Python script using machine learning to classify images from IP cameras.
This Python script is meant to be executed as a systemd service. It will subscribe an MQTT broker to receive JPEG images from an IP camera.
The machine learning framework TensorFlow is used to classify images. A deep convolutional neural network (CNN) based on the Inception v3 model needs to be retrained with a set of images from your IP camera to classify the image either as person or as nothing.
If a person is detected in the image, the Python script will publish the image to a specified MQTT topic. A threshold can be configured for this to publish even images with a lower probability score.
This script was designed to work on a Raspberry Pi 3 (ARM architecture), but it also runs on x86_64 and should actually run on all platforms where TensorFlow and Python are available.
On a Raspberry Pi 3 this is pretty slow (roughly three seconds per image). So make sure you have a good pre-processing of your IP camera feed and deliver only images where potentially movement was detected. You could either use the built-in motion detection of your IP camera or preferable a third party software detection like Motion for this.
- TensorFlow
- Python 2.7
- Python PyYAML (pyyaml) and Eclipse Paho MQTT (paho-mqtt) packages
All dependencies can be installed automatically by executing ./install.sh
.
Clone this repository:
git clone https://github.com/1element/ip-camera-image-inference.git
Install dependencies:
./install.sh
The TensorFlow Inception v3 model is used to classify images either as person or as nothing. For accurate scoring you need to retrain the final layer of the Inception model.
So before you can start retrain.py
you need a set of images from your
IP camera that represent the two classes person and nothing.
Copy these images to the retrain/person/
and retrain/nothing/
directories.
After this execute:
python retrain.py --image_dir=/path/to/ip-camera-image-inference/retrain
This will take some time, especially if you run it on a Raspberry Pi. Consider running the training on a faster machine if you can.

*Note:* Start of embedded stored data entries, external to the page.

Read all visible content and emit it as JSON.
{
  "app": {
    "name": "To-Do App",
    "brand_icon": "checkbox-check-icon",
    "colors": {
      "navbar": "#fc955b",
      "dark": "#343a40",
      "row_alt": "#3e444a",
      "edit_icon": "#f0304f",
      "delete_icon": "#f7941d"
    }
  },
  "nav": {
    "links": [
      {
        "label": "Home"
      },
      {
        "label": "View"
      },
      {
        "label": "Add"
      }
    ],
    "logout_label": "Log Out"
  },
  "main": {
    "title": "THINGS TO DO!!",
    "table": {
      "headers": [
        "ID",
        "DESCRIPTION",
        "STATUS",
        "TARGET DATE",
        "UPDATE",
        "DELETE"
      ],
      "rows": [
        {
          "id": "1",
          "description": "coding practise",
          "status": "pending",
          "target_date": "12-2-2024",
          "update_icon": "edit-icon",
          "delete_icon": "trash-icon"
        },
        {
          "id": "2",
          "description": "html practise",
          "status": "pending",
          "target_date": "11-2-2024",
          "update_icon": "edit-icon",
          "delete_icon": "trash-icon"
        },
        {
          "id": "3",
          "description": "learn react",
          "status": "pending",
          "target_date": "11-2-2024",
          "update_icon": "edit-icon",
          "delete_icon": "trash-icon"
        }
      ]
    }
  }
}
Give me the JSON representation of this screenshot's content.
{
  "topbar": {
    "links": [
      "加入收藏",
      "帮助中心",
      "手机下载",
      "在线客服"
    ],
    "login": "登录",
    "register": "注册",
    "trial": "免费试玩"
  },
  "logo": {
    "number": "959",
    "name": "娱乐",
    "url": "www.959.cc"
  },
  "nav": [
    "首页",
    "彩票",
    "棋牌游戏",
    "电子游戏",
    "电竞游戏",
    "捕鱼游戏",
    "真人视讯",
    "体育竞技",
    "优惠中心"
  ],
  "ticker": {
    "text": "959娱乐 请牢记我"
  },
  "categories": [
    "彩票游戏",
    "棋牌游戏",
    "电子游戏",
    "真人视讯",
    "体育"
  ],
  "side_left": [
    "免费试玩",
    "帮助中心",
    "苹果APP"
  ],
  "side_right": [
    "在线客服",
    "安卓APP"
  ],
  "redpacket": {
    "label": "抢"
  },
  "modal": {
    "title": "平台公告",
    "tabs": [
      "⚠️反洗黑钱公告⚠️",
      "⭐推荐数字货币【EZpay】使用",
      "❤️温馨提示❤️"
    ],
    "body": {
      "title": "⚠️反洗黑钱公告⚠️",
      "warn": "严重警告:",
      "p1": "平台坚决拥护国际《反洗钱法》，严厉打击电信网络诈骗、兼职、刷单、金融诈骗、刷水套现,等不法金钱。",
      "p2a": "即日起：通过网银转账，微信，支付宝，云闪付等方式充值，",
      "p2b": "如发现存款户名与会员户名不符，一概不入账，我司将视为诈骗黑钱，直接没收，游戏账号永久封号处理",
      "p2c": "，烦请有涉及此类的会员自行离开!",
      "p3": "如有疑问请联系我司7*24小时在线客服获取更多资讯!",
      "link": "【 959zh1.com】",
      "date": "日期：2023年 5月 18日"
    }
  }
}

Copy the output graph and labels from the temporary directory of your system to the model directory:
cp /tmp/output_graph.pb /path/to/ip-camera-image-inference/model/
cp /tmp/output_labels.txt /path/to/ip-camera-image-inference/model/
If you are interested in details of the retraining process refer to the official TensorFlow image retraining tutorial.
Edit the provided configuration file config.yml
. The TensorFlow model
directory and your MQTT broker connection as well as a few other settings
can be configured there.
The Python script image-inference.py
should be executed as a systemd
service. There is a template file image-inference.service
for this.
Change the paths in this file according to your environment.
Afterwards use the following commands to set up the service:
# copy service configuration
sudo cp image-inference.service /etc/systemd/system/
# reload systemd
sudo systemctl daemon-reload
# enable auto start
sudo systemctl enable image-inference.service
# start service now
sudo systemctl start image-inference.service
# show status
sudo systemctl status image-inference.service
There is a previous version using a directory observer to receive images
and FTP to distribute the classified image. If you are interested in this
checkout the tag v1.0.0
.
This script was written for my own purpose, therefore it lacks in features and configuration abilities. In case it might be useful for someone, I decided to share it. However, pull requests are welcome.
This project is licensed under the terms of the Apache License, Version 2.0.